Does college pay? Yes for nursing, engineering and econ, no for 31% of programs
- Joanne Jacobs
- 5 days ago
- 2 min read
Updated: 4 days ago
Credit scores are crashing now that the government is trying to collect on student loans once again. "In the first three months of this year, 5.6 million borrowers had their student loans marked newly delinquent," reports the Morning Brew. It's no wonder young people -- and their parents -- are less confident that enrolling in college is worth the cost.

College pays for most --not all -- students, concludes an updated FREOPP analysis of return on investment (ROI) for 53,000 different degree and certificate programs ranging from trade school to medical school.
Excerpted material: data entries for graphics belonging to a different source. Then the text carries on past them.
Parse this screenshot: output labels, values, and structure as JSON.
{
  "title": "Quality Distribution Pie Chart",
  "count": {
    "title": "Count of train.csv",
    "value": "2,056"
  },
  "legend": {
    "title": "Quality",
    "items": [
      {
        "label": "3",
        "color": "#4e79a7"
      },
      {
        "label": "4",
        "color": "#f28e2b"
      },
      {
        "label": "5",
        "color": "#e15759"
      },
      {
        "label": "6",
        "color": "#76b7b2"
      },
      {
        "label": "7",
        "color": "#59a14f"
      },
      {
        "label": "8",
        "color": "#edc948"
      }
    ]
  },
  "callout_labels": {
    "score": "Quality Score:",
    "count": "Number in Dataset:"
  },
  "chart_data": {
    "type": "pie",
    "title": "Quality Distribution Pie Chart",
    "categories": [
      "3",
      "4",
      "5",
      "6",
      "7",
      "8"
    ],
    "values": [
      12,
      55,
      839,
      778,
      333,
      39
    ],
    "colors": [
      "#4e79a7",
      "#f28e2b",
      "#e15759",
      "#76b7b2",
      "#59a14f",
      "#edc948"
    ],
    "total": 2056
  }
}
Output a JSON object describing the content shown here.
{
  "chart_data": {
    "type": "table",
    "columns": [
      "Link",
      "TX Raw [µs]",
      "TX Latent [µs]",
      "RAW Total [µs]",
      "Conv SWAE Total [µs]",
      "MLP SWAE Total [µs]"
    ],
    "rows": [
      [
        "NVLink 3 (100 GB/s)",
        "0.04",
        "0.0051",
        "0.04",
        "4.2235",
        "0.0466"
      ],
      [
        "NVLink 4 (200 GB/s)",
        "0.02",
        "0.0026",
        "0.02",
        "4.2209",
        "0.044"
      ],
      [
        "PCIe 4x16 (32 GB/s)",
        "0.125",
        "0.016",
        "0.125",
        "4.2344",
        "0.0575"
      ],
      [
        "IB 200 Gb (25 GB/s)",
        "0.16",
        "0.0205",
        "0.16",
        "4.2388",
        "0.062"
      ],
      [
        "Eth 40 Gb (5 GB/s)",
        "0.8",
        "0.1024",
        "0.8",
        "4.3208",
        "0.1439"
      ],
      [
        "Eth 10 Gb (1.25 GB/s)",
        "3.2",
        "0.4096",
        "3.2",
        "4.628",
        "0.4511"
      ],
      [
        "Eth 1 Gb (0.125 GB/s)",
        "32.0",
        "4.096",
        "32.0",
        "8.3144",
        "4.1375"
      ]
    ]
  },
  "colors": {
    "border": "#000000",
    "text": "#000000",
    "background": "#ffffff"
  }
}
It looks at "the increase in lifetime earnings that a student can expect when they enroll in a certain degree program, minus the costs of tuition and fees, books and supplies, and lost earnings while enrolled," and includes the "debt but no degree" risk.
About 31 percent will see a negative ROI: They'll end up worse off than if they'd never enrolled in a postsecondary program.
Overall, the median ROI for bachelor's degree programs is $160,000, but "the payoff varies by field of study, the report concludes. "Bachelor’s degrees in engineering, computer science, nursing, and economics tend to have a payoff of $500,000 or more," while low-math majors such as "fine arts, education, English, and psychology usually have a smaller payoff — or none at all."
(Warning: The demand for computer-science graduates may be falling due to competition from AI.)
Certificates in technical skills "tend to have a stronger ROI than the median bachelor’s degree," data show. Two-year degrees in liberal arts or general education typically have no payoff.
The ROI of graduate school is "mixed." While degrees in law, medicine and dentistry are "extremely lucrative," MBA programs may not have a strong ROI. Overall, "nearly half of master’s degree programs leave students financially worse off."
"Around 29 percent of federal Pell Grant and student loan dollars over the last five years were used at programs that leave students with a negative ROI," the report notes. It's no wonder they can't repay their student loans.
ROI estimates for undergraduate programs are available here, and graduate programs are available here.
I earned a bachelor's degree in English and Creative Writing at Stanford in 1974. If I was considering options now, I could expect a lifetime ROI of less $23,621, assuming on-time graduation, says FREOPP. A Stanford chemical engineering graduate can expect a ROI of $3,937,927.
Money isn't everything, Preston Cooper writes. But "high schoolers consistently tell pollsters that what they want most out of college is a good job that will help them earn more money."
Students who've done well in high school can bet they'll be able to pass their classes and complete their credentials. Those who are academically wobbly or going to college to drink beer and eat pizza with friends . . . You can "find" yourself without taking on debt.
Marginal students -- the ones who go because their parents pushed them -- benefit less from college than well-prepared students, writes Bryan Caplan. It's not just common sense. There's a study.
Better preparation for a smaller higher education sector is what Americans need, combined with vocational & professional education & training options, beginning in upper secondary education, for the majority of youth, who don't belong in that narrower pathway that is emerging.